When the Nonprofit Revitalization Act passed in 2013, it was the first major overhaul of nonprofit regulations in New York State in 40 years. The legislation modernized rules around nonprofit boards and committees and, among other things, prohibited nonprofit officers from being present at meetings where their pay is discussed.
In the years since, a trio of researchers has examined the effect that one regulation had on executive compensation, becoming the basis for Regulating CEO Pay: Evidence from the Nonprofit Revitalization Act. The 67-page paper was written by Ilona Babenka, associate professor in the Department of Finance in the W.P. Carey School of Business at Arizona State University; Rik Sen, associate professor in the School of Banking and Finance at the University of New South Wales, and Benjamin Bennett of Tulane University’s A.B. Freeman School of Business.
They examined tax data for almost 1,700 nonprofits in New York State and found that from 2009 to 2017, average compensation for the chief executive officer (CEO) dropped by 2% to 3% after the act went into effect. Despite earning less than they might have expected, CEOs spent 2% more time working without additional turnover, according to the research.

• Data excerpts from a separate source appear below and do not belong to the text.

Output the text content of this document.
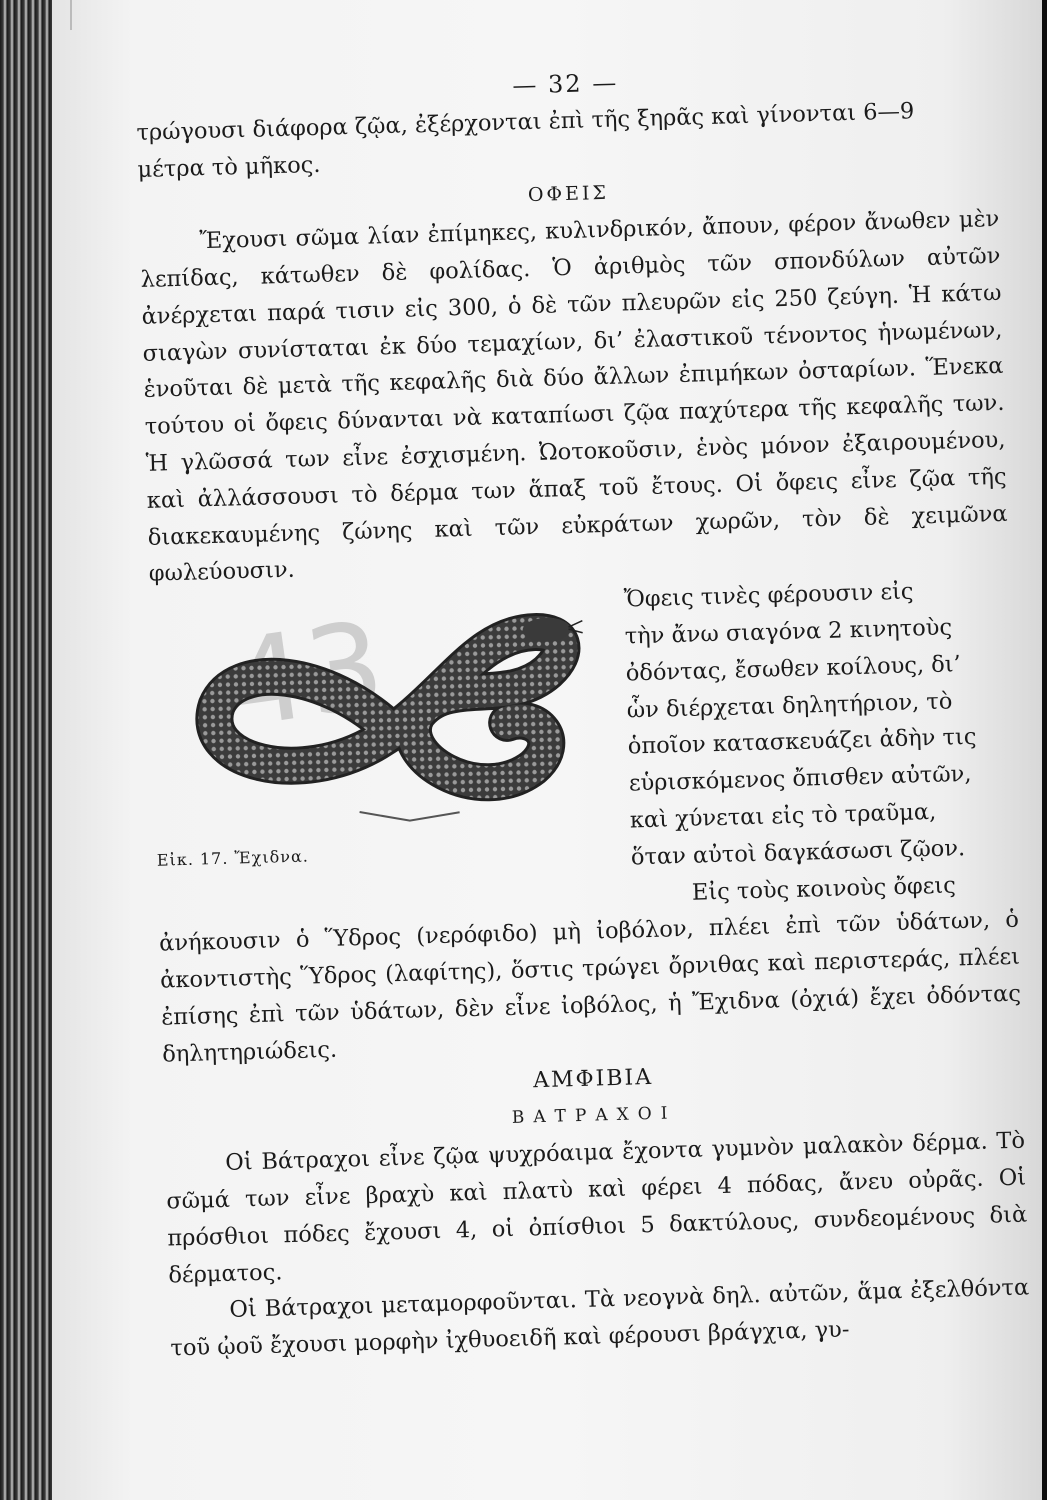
43

— 32 —

τρώγουσι διάφορα ζῷα, ἐξέρχονται ἐπὶ τῆς ξηρᾶς καὶ γίνονται 6—9

μέτρα τὸ μῆκος.

ΟΦΕΙΣ

Ἔχουσι σῶμα λίαν ἐπίμηκες, κυλινδρικόν, ἄπουν, φέρον ἄνωθεν μὲν λεπίδας, κάτωθεν δὲ φολίδας. Ὁ ἀριθμὸς τῶν σπονδύλων αὐτῶν ἀνέρχεται παρά τισιν εἰς 300, ὁ δὲ τῶν πλευρῶν εἰς 250 ζεύγη. Ἡ κάτω σιαγὼν συνίσταται ἐκ δύο τεμαχίων, δι’ ἐλαστικοῦ τένοντος ἡνωμένων, ἑνοῦται δὲ μετὰ τῆς κεφαλῆς διὰ δύο ἄλλων ἐπιμήκων ὀσταρίων. Ἕνεκα τούτου οἱ ὄφεις δύνανται νὰ καταπίωσι ζῷα παχύτερα τῆς κεφαλῆς των. Ἡ γλῶσσά των εἶνε ἐσχισμένη. Ὠοτοκοῦσιν, ἑνὸς μόνον ἐξαιρουμένου, καὶ ἀλλάσσουσι τὸ δέρμα των ἅπαξ τοῦ ἔτους. Οἱ ὄφεις εἶνε ζῷα τῆς διακεκαυμένης ζώνης καὶ τῶν εὐκράτων χωρῶν, τὸν δὲ χειμῶνα φωλεύουσιν.

Εἰκ. 17. Ἔχιδνα.

Ὄφεις τινὲς φέρουσιν εἰς

τὴν ἄνω σιαγόνα 2 κινητοὺς

ὀδόντας, ἔσωθεν κοίλους, δι’

ὧν διέρχεται δηλητήριον, τὸ

ὁποῖον κατασκευάζει ἀδὴν τις

εὑρισκόμενος ὄπισθεν αὐτῶν,

καὶ χύνεται εἰς τὸ τραῦμα,

ὅταν αὐτοὶ δαγκάσωσι ζῷον.

Εἰς τοὺς κοινοὺς ὄφεις

ἀνήκουσιν ὁ Ὕδρος (νερόφιδο) μὴ ἰοβόλον, πλέει ἐπὶ τῶν ὑδάτων, ὁ ἀκοντιστὴς Ὕδρος (λαφίτης), ὅστις τρώγει ὄρνιθας καὶ περιστεράς, πλέει ἐπίσης ἐπὶ τῶν ὑδάτων, δὲν εἶνε ἰοβόλος, ἡ Ἔχιδνα (ὀχιά) ἔχει ὀδόντας δηλητηριώδεις.

ΑΜΦΙΒΙΑ

ΒΑΤΡΑΧΟΙ

Οἱ Βάτραχοι εἶνε ζῷα ψυχρόαιμα ἔχοντα γυμνὸν μαλακὸν δέρμα. Τὸ σῶμά των εἶνε βραχὺ καὶ πλατὺ καὶ φέρει 4 πόδας, ἄνευ οὐρᾶς. Οἱ πρόσθιοι πόδες ἔχουσι 4, οἱ ὀπίσθιοι 5 δακτύλους, συνδεομένους διὰ δέρματος.

Οἱ Βάτραχοι μεταμορφοῦνται. Τὰ νεογνὰ δηλ. αὐτῶν, ἅμα ἐξελθόντα τοῦ ᾠοῦ ἔχουσι μορφὴν ἰχθυοειδῆ καὶ φέρουσι βράγχια, γυ-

At the same time, nonprofit performance improved in terms of larger contributions, more volunteers and bigger revenues. Nonprofits also were more likely to set up a compensation committee, perform independent compensation review, or adjust pay to be in line with peer organizations. The legislation, authors argue, reduced the fraction of “compromised boards” among New York’s nonprofits.
“Overall, our results suggest that regulation that targets the pay-setting process can be effective at improving organizational outcomes at nonprofits.“
The average nonprofit in the research has seven executives, reports $265 million in total assets and $129 million in revenue and some 600 volunteers. Average CEO pay was an estimated $600,000 while median CEO compensation was $350,000.